Movimento operário e poder midiático

Por Vitor Hercules Almeida da Silva*

O trabalho aqui presente se propõe a tratar do movimento operário na primeira república, venho estender essa perspectiva e também dar foco no papel do jornalismo em meio ao movimento operário no Brasil como também analisar a anatomia de “fake news” como ferramenta de repressão, termo que foi popularizado na atualidade mas que foi usado como forma de controle e formação de opinião pública desde os tempos medievais.

Também traçando paralelos entre o movimento operário durante a primeira república e outros movimentos trabalhistas e revoluções populares e como existem padrões em comum, mesmo que em níveis diferentes, dado seus diferentes contextos. Além dessas perspectivas, busco neste trabalho pensar no interesse do Estado e da burguesia frente às reivindicações das classes trabalhadoras, e explorar também a repressão física durante movimentos trabalhistas como outra arma estatal.

O PAPEL DA MÍDIA

Por muito tempo desde o advento do jornalismo impresso e até os meios de notícia que precederam ele, a disseminação de notícias eram ferramentas políticas adotadas para formar opinião pública, criar uma visão da realidade que nem sempre condizia com os fatos, além de refletir interesses políticos da classe dominante.

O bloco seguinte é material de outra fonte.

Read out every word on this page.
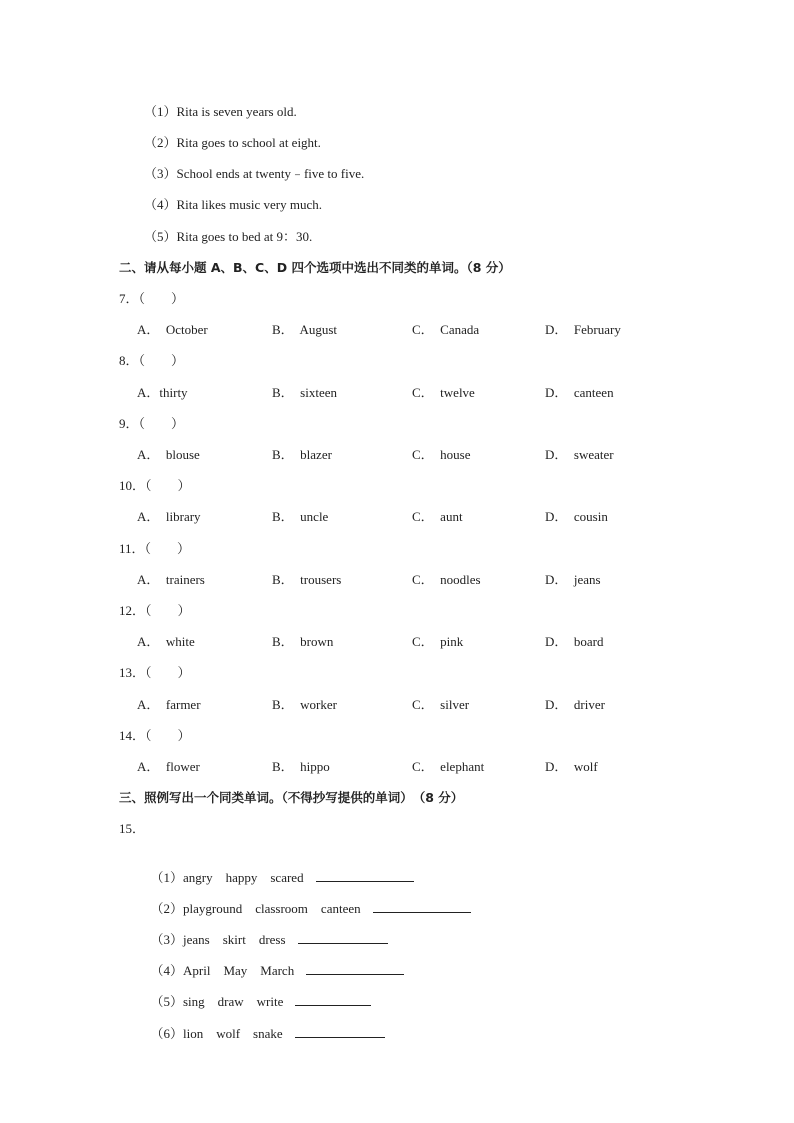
（1）Rita is seven years old.
（2）Rita goes to school at eight.
（3）School ends at twenty﹣five to five.
（4）Rita likes music very much.
（5）Rita goes to bed at 9：30.
二、请从每小题 A、B、C、D 四个选项中选出不同类的单词。（8 分）
7．（　　）
A．  October	B．  August	C．  Canada	D．  February
8．（　　）
A．thirty	B．  sixteen	C．  twelve	D．  canteen
9．（　　）
A．  blouse	B．  blazer	C．  house	D．  sweater
10．（　　）
A．  library	B．  uncle	C．  aunt	D．  cousin
11．（　　）
A．  trainers	B．  trousers	C．  noodles	D．  jeans
12．（　　）
A．  white	B．  brown	C．  pink	D．  board
13．（　　）
A．  farmer	B．  worker	C．  silver	D．  driver
14．（　　）
A．  flower	B．  hippo	C．  elephant	D．  wolf
三、照例写出一个同类单词。（不得抄写提供的单词）　（8 分）
15．

（1）angry　happy　scared

（2）playground　classroom　canteen

（3）jeans　skirt　dress

（4）April　May　March

（5）sing　draw　write

（6）lion　wolf　snake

Desde panfletos e canções de tavernas que buscavam tecer uma narrativa a fim de deslegitimar um governo nas épocas medievais até o controle e dominação do jornalismo moderno em épocas de censura e supressão pública, a disseminação de narrativas falsas que buscavam favorecer os interesses da classe dominante e distorcer a realidade aos olhos da população, com o intuito de enaltecer determinado regime, esconder realidades e silenciar vocês que buscavam mudança através da demonização pública das mesmas. A disseminação de notícias sempre foi usada como arma política para favorecer interesses claros.

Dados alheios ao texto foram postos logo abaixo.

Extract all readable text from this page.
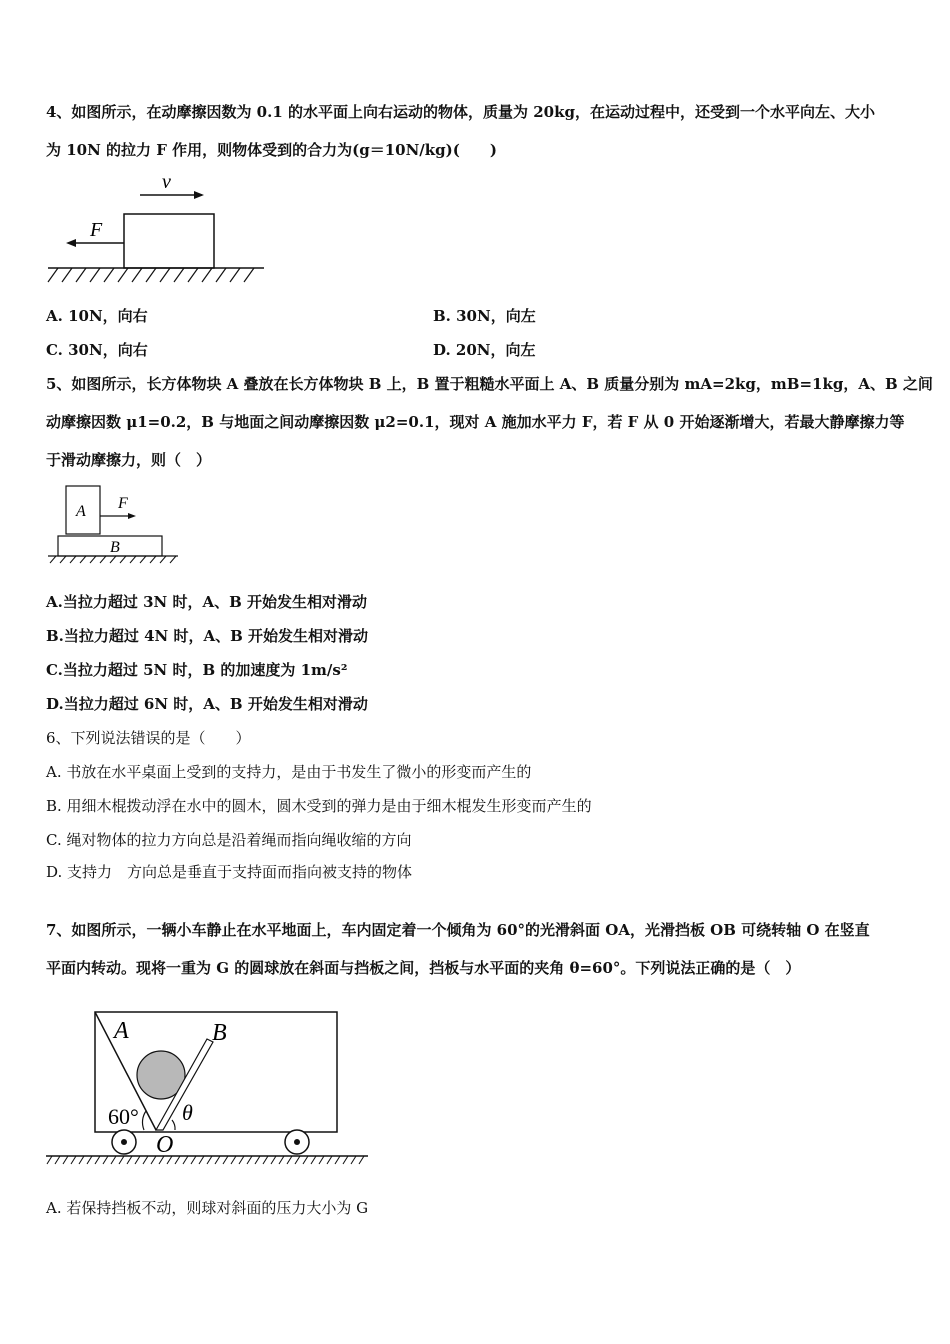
4、如图所示，在动摩擦因数为 0.1 的水平面上向右运动的物体，质量为 20kg，在运动过程中，还受到一个水平向左、大小
为 10N 的拉力 F 作用，则物体受到的合力为(g＝10N/kg)(　　)
v
F
A. 10N，向右	B. 30N，向左
C. 30N，向右	D. 20N，向左
5、如图所示，长方体物块 A 叠放在长方体物块 B 上，B 置于粗糙水平面上 A、B 质量分别为 mA=2kg，mB=1kg，A、B 之间
动摩擦因数 μ1=0.2，B 与地面之间动摩擦因数 μ2=0.1，现对 A 施加水平力 F，若 F 从 0 开始逐渐增大，若最大静摩擦力等
于滑动摩擦力，则（　）
A F
B
A.当拉力超过 3N 时，A、B 开始发生相对滑动
B.当拉力超过 4N 时，A、B 开始发生相对滑动
C.当拉力超过 5N 时，B 的加速度为 1m/s²
D.当拉力超过 6N 时，A、B 开始发生相对滑动
6、下列说法错误的是（　　）
A. 书放在水平桌面上受到的支持力，是由于书发生了微小的形变而产生的
B. 用细木棍拨动浮在水中的圆木，圆木受到的弹力是由于细木棍发生形变而产生的
C. 绳对物体的拉力方向总是沿着绳而指向绳收缩的方向
D. 支持力　方向总是垂直于支持面而指向被支持的物体
7、如图所示，一辆小车静止在水平地面上，车内固定着一个倾角为 60°的光滑斜面 OA，光滑挡板 OB 可绕转轴 O 在竖直
平面内转动。现将一重为 G 的圆球放在斜面与挡板之间，挡板与水平面的夹角 θ=60°。下列说法正确的是（　）
A	B
60° θ
O
A. 若保持挡板不动，则球对斜面的压力大小为 G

Quando falamos de organizações operárias ao longo da história, essa ferramenta não estaria fora da formação de opinião pública. Criando narrativas que diminuíram o poder político desses movimentos de proletariado mas também deslegitimando suas reivindicações, já que iam contra a corrente da organização classista da sociedade. No Brasil não foi diferente, os meios de notícia entrelaçaram a luta por melhores condições de trabalho durante a primeira república com o fantasma da ameaça comunista, com o claro intuito de dissuadir a opinião pública acerca de suas reivindicações, pois não se alinhavam com o interesse do Estado. Então a criação de narrativa tal como a dicotomia entre “bom operário” e “mal operário”, além da falsa e sem fundamento associação desses movimentos com a “ameaça vermelha” já citada acima, também podemos ver como a mídia usava da disseminação dessas narrativas para enfraquecer as causas e organizações políticas dos trabalhadores, até mesmo a falsa fusão dos partidos anarquistas com o intuito de fomentar medo dentro da população e crianças fissuras dentro dos movimentos.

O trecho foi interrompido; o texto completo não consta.